To add processed data files, create another column by pressing Assign Files.... Then select "Processed" if you have a separate file for each sample, or "Processed Matrix" if you have a file which contains processed data for more than one sample. Proceed to select the filenames of your uploaded processed data files for the relevant sample(s).

If you would like to include any other additional data types, please upload the files and leave a note in the feedback dialogue after submission, and a curator will add the files as supplement to the submission.

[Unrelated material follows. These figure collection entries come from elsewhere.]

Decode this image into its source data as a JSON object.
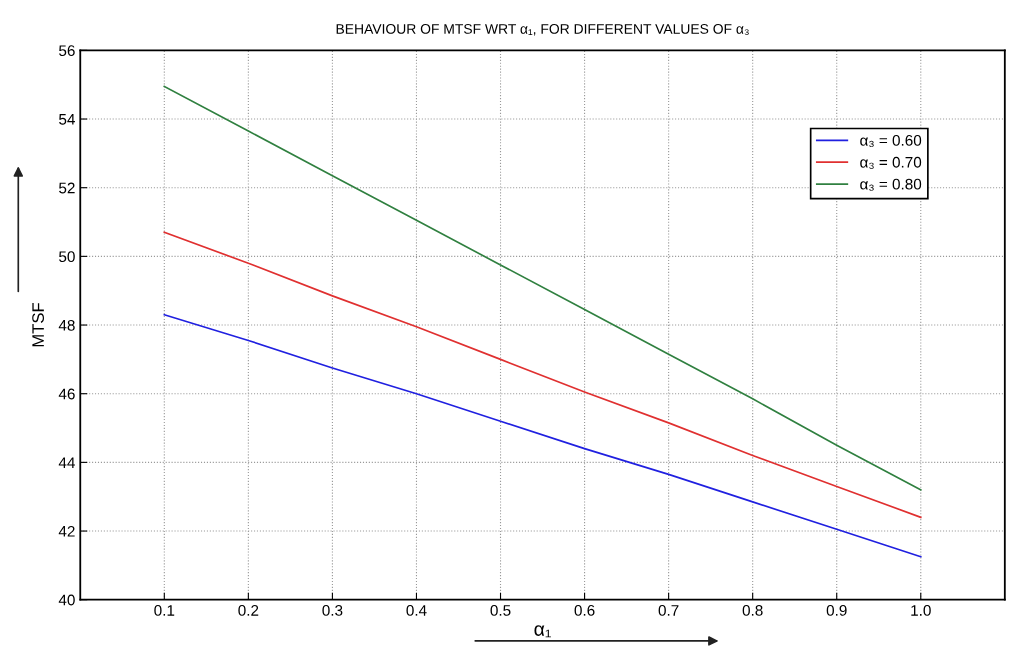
{
  "chart_data": {
    "type": "line",
    "title": "BEHAVIOUR OF MTSF WRT α₁, FOR DIFFERENT VALUES OF α₃",
    "xlabel": "α₁",
    "ylabel": "MTSF",
    "x": [
      0.1,
      0.2,
      0.3,
      0.4,
      0.5,
      0.6,
      0.7,
      0.8,
      0.9,
      1.0
    ],
    "series": [
      {
        "name": "α₃ = 0.60",
        "color": "#2020e0",
        "values": [
          48.3,
          47.55,
          46.75,
          46.0,
          45.2,
          44.4,
          43.65,
          42.85,
          42.05,
          41.25
        ]
      },
      {
        "name": "α₃ = 0.70",
        "color": "#e03030",
        "values": [
          50.7,
          49.8,
          48.85,
          47.95,
          47.0,
          46.05,
          45.15,
          44.2,
          43.3,
          42.4
        ]
      },
      {
        "name": "α₃ = 0.80",
        "color": "#308040",
        "values": [
          54.95,
          53.65,
          52.35,
          51.05,
          49.75,
          48.45,
          47.15,
          45.85,
          44.5,
          43.2
        ]
      }
    ],
    "xlim": [
      0,
      1.1
    ],
    "ylim": [
      40,
      56
    ],
    "xticks": [
      0.1,
      0.2,
      0.3,
      0.4,
      0.5,
      0.6,
      0.7,
      0.8,
      0.9,
      {
        "value": 1.0,
        "label": "1.0"
      }
    ],
    "yticks": [
      40,
      42,
      44,
      46,
      48,
      50,
      52,
      54,
      56
    ],
    "grid": true,
    "legend": "top right",
    "marker": "none",
    "line_style": "solid"
  }
}
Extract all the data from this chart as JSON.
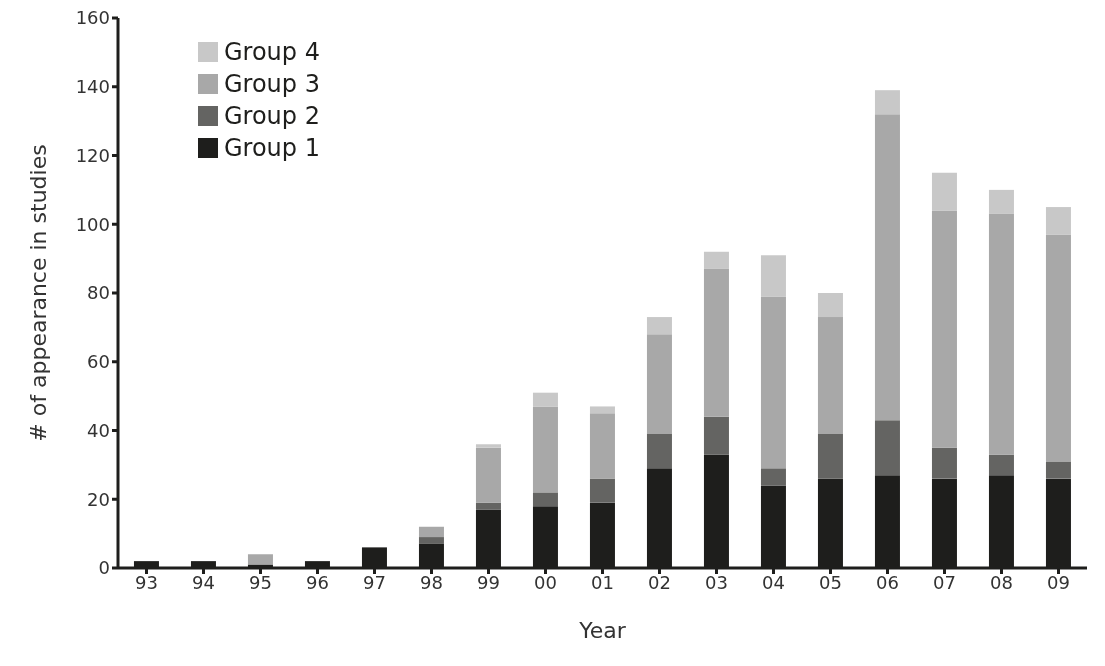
{
  "chart_data": {
    "type": "bar",
    "stacked": true,
    "xlabel": "Year",
    "ylabel": "# of appearance in studies",
    "categories": [
      "93",
      "94",
      "95",
      "96",
      "97",
      "98",
      "99",
      "00",
      "01",
      "02",
      "03",
      "04",
      "05",
      "06",
      "07",
      "08",
      "09"
    ],
    "series": [
      {
        "name": "Group 1",
        "color": "#1e1e1c",
        "values": [
          2,
          2,
          1,
          2,
          6,
          7,
          17,
          18,
          19,
          29,
          33,
          24,
          26,
          27,
          26,
          27,
          26
        ]
      },
      {
        "name": "Group 2",
        "color": "#646462",
        "values": [
          0,
          0,
          0,
          0,
          0,
          2,
          2,
          4,
          7,
          10,
          11,
          5,
          13,
          16,
          9,
          6,
          5
        ]
      },
      {
        "name": "Group 3",
        "color": "#a8a8a8",
        "values": [
          0,
          0,
          3,
          0,
          0,
          3,
          16,
          25,
          19,
          29,
          43,
          50,
          34,
          89,
          69,
          70,
          66
        ]
      },
      {
        "name": "Group 4",
        "color": "#c8c8c8",
        "values": [
          0,
          0,
          0,
          0,
          0,
          0,
          1,
          4,
          2,
          5,
          5,
          12,
          7,
          7,
          11,
          7,
          8
        ]
      }
    ],
    "ylim": [
      0,
      160
    ],
    "yticks": [
      0,
      20,
      40,
      60,
      80,
      100,
      120,
      140,
      160
    ],
    "grid": false,
    "legend": "top left"
  }
}
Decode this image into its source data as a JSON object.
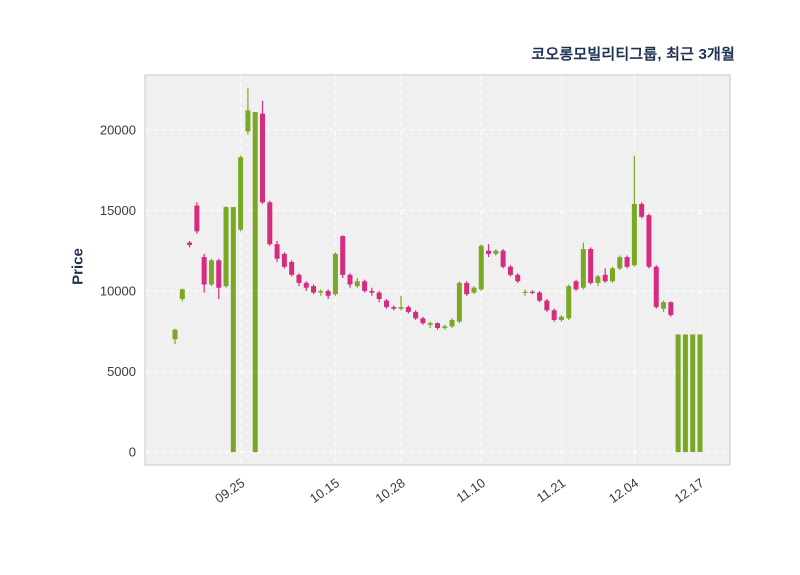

Processed file assignment example

Technical Replicates

File assignment for technical replicates

Sequencing experiment

There are two different types of technical replicates:

  1. Multiple libraries prepared from the same sample material (RNA/DNA extract): Create multiple sample rows and clearly name them with a suffix like "_library1", "_library2". This way you can also assign different library specifications to each library.
  2. The same sequencing library run on multiple lanes of a flow cell (this also includes multiple sequencing runs of the same library): Create as many "Raw Data File" columns as you have files per sample/library, to be able to assign all files to the same sample/library.

Microarray experiment

If the same biological sample was tested on two different arrays, please create separate sample rows and assign one file to each of these technical replicates. Name your replicate samples with the same prefix and then add e.g. "_techrep1"/"_techrep2".